There are such things as unhealthy vegetarians, those who choose to eat fatty dairy products, oily foods and junk foods. Simply giving up meat isn’t necessarily the key to good health. Non-vegetarians can often be equally healthy, so long as they stay away from the “naughty foods” and eat foods high in fiber, calcium, etc.; it is just easier for a vegetarian.
With these seemingly endless health benefits, vegetarianism seems like the ideal diet for anyone wanting to have a sound body, but vegetarians quickly become anemic, due to the lack of red meat (or any meat) in their diet, right? It certainly makes sense that a vegetarian could become anemic, but the truth is, omnivores are often equally susceptible to anemia.
Iron is a key component in hemoglobin, which is found in red blood cells and is the substance that holds oxygen. Hemoglobin also makes red blood cells red. Anemia is a deficiency in iron leading to inhibited production of hemoglobin, which makes it more difficult for blood cells to send oxygen throughout the body as quickly as required. This can lead to lethargy and fatigue, headaches, insomnia, shortness of breath and sometimes even fainting spells.
You don’t have to be a vegetarian to become anemic. The most popular thing lacking in most people’s (vegetarians or otherwise) diets is iron. Red meats are rich in iron, but that wouldn’t be a very vegetarian choice for supper. Omnivores are susceptible to anemia because, often they won’t be eating the right sorts of meat, or won’t be getting enough vitamin C to help absorb and metabolize the iron. It is the most widespread mineral deficiency in the world.
Friend and long-term vegetarian, Caitlin Burns, is plagued by anemia, so I thought I’d exploit our companionship for the sake of journalism.
“I’ve been anemic for about six months now; well, I was diagnosed with it six months ago,” she tells me. When asked to describe an anemic spell, she revealed that “I feel tired, out of it; it doesn’t feel right. I have no energy.” She has had 4 “fainting” incidents and described them as “narcolepsiesque” and weren’t quite like the more dramatic faint we are familiar with on the stage. She described it as more of a need to sit down, where others would find it difficult or impossible to tell that she was having an anemia-related problem.

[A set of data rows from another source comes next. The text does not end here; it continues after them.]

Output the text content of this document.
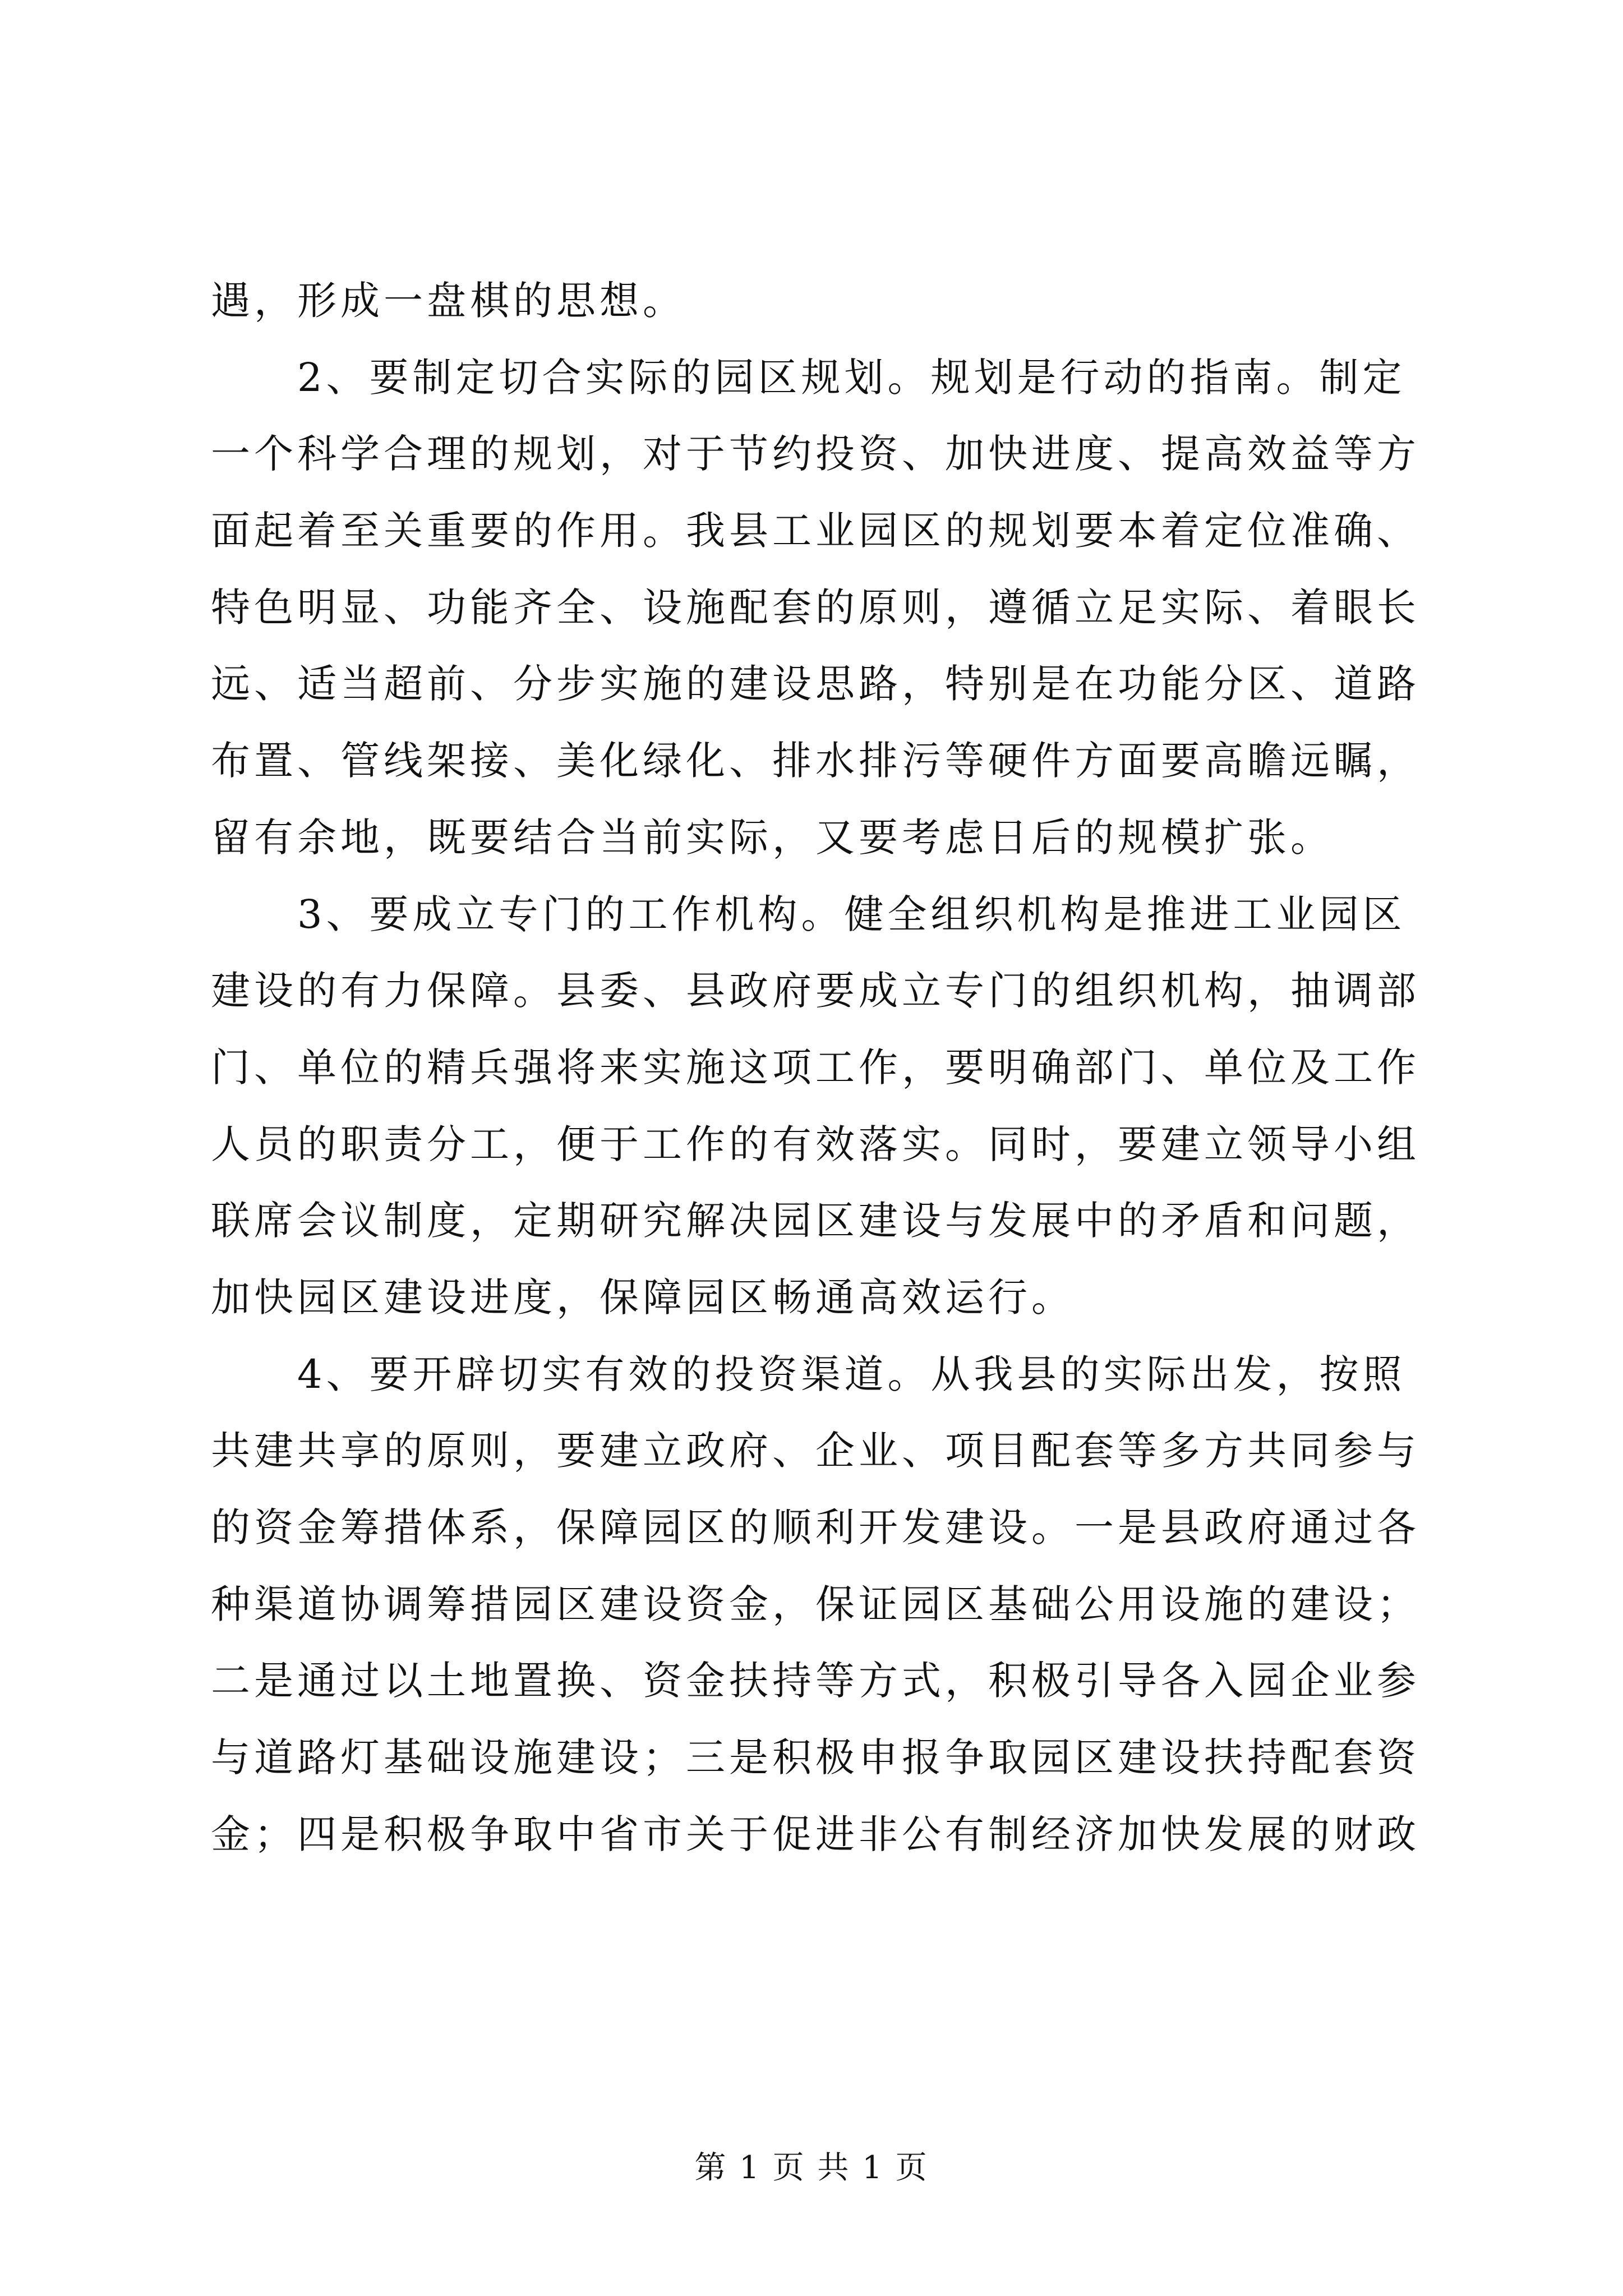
遇，形成一盘棋的思想。
　　2、要制定切合实际的园区规划。规划是行动的指南。制定
一个科学合理的规划，对于节约投资、加快进度、提高效益等方
面起着至关重要的作用。我县工业园区的规划要本着定位准确、
特色明显、功能齐全、设施配套的原则，遵循立足实际、着眼长
远、适当超前、分步实施的建设思路，特别是在功能分区、道路
布置、管线架接、美化绿化、排水排污等硬件方面要高瞻远瞩，
留有余地，既要结合当前实际，又要考虑日后的规模扩张。
　　3、要成立专门的工作机构。健全组织机构是推进工业园区
建设的有力保障。县委、县政府要成立专门的组织机构，抽调部
门、单位的精兵强将来实施这项工作，要明确部门、单位及工作
人员的职责分工，便于工作的有效落实。同时，要建立领导小组
联席会议制度，定期研究解决园区建设与发展中的矛盾和问题，
加快园区建设进度，保障园区畅通高效运行。
　　4、要开辟切实有效的投资渠道。从我县的实际出发，按照
共建共享的原则，要建立政府、企业、项目配套等多方共同参与
的资金筹措体系，保障园区的顺利开发建设。一是县政府通过各
种渠道协调筹措园区建设资金，保证园区基础公用设施的建设；
二是通过以土地置换、资金扶持等方式，积极引导各入园企业参
与道路灯基础设施建设；三是积极申报争取园区建设扶持配套资
金；四是积极争取中省市关于促进非公有制经济加快发展的财政
第 1 页 共 1 页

I asked her to describe how anemia has affected her life, mood, personality.“I feel moody and erratic, and hate people. F***s up your sleep patterns too.” She has been prescribed iron pills for the past few months and doesn’t experience the fainting spells anymore. Vegetarianism certainly has its ups and its downs. We’ve seen the positive impact it can have on our environment and to the other living beings on this planet, and its fantastic health benefits. There are many other reasons one might choose vegetarianism and that’s why everybody has their own reason for choosing this lifestyle. For me, it was my hobby of not doing things for a significant amount of time and then bragging about them later. That’s the real reason. It started off as a whim, and got larger and larger.
Though when people ask me why I became a vegetarian, I still always relish regurgitating those wonderful words Alan Whitney Brown once spoke, and tell them that I just hate plants.